= Charley Wilkinson =

American musician (born 1955)

Charles Earl "Charley" Wilkinson III (born October 4, 1955) is an American professional musician. He has been a member of the National Symphony Orchestra in Washington, D.C., since 1979, where he currently performs as the assistant principal timpanist, and is a key part of the percussion section. He earned his B.A. at the Cleveland Institute of Music in 1977 and his M.A. in 1978. He was also appointed associate adjunct professor of percussion at Kent State University in 1978, until his departure in 1979.

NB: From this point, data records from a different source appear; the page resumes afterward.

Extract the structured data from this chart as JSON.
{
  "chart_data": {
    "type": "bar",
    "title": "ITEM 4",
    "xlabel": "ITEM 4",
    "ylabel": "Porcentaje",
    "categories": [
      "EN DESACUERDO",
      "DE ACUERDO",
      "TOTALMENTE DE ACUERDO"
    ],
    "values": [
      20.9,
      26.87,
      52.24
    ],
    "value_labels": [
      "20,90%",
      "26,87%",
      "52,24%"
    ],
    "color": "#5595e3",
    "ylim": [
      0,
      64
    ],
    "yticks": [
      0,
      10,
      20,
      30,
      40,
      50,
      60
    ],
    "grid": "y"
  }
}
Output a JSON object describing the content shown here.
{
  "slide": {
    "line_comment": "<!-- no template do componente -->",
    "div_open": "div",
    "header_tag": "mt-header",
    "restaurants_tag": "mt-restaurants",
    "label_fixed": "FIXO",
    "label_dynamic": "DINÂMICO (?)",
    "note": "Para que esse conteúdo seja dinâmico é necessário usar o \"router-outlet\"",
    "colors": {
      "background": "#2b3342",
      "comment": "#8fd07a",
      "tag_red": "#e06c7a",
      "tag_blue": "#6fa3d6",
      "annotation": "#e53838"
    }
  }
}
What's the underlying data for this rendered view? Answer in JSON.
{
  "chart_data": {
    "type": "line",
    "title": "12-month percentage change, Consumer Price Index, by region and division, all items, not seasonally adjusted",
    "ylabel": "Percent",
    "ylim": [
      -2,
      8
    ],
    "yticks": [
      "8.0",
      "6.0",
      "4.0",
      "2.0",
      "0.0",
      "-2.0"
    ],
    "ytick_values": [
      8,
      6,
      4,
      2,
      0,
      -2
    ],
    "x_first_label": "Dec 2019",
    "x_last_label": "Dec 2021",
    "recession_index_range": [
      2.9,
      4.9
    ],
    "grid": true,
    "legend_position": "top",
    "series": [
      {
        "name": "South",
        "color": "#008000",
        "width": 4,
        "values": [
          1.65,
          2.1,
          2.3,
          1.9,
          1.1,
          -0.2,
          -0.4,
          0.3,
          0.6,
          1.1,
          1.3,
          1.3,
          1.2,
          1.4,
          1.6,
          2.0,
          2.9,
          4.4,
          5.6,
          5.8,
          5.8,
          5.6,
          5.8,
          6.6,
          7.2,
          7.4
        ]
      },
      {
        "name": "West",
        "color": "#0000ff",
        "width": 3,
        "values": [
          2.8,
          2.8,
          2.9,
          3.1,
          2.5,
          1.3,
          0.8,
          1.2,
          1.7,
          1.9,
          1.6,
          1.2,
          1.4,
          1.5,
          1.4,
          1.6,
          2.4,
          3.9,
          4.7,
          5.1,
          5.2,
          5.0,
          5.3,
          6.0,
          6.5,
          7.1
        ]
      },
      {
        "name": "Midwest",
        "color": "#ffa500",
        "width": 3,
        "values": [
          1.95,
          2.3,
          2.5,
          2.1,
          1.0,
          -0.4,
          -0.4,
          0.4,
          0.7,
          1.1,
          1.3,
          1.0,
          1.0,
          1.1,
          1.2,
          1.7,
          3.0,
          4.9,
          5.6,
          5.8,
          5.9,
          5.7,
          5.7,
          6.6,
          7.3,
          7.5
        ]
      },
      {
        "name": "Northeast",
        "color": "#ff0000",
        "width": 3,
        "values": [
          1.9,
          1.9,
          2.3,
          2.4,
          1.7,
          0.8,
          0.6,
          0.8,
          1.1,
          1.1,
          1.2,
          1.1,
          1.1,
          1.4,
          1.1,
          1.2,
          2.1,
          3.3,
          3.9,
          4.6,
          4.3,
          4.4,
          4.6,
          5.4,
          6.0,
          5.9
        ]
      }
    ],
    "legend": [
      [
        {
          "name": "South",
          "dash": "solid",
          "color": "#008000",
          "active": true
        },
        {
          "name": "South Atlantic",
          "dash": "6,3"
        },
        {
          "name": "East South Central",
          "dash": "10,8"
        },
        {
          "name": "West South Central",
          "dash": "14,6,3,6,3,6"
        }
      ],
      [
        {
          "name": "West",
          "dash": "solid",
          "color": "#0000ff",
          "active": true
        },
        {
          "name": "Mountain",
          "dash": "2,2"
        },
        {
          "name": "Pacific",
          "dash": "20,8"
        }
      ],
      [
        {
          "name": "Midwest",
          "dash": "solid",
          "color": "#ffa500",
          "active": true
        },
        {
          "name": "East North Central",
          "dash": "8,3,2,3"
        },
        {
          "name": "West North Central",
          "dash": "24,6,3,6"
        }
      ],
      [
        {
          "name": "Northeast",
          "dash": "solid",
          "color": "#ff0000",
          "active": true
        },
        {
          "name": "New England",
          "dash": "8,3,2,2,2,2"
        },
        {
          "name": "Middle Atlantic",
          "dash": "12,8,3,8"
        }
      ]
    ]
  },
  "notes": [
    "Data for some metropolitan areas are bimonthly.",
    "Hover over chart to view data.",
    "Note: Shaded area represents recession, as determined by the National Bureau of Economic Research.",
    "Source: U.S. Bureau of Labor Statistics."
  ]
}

After his tenure at Kent State, Wilkinson joined the National Symphony Orchestra in 1979 as a percussionist and assistant principal timpanist. Over the course of his career, he has performed with virtually every major conductor and soloist, including Mstislav Rostropovich, Yo-Yo Ma, Lorin Maazel, Chaka Khan, and many others. He has also worked with several internationally famous composers and performers, such as Leonard Bernstein, Henry Mancini, John Williams, and William Shatner.

==Early life==
Wilkinson was born on October 4, 1955, to Charles Earl Wilkinson II, a World War II veteran, and Mary Elizabeth Itsell. He and his sister Mary Ann, four years his senior, were born and raised in Howell, Michigan, then a very agricultural area outside of Brighton. Both he and his sister were brought up playing music, with both of them learning to play piano for a young age. Eventually, both excelled in percussion. Mary Ann attended and graduated from the Interlochen Center for the Arts in 1969. Charley followed her footsteps and graduated from the same school in 1973.
Following his graduation from Interlochen, he enrolled in the Cleveland Institute of Music. He completed his Bachelor of Music degree in 1977 and his Master of Music degree in 1978.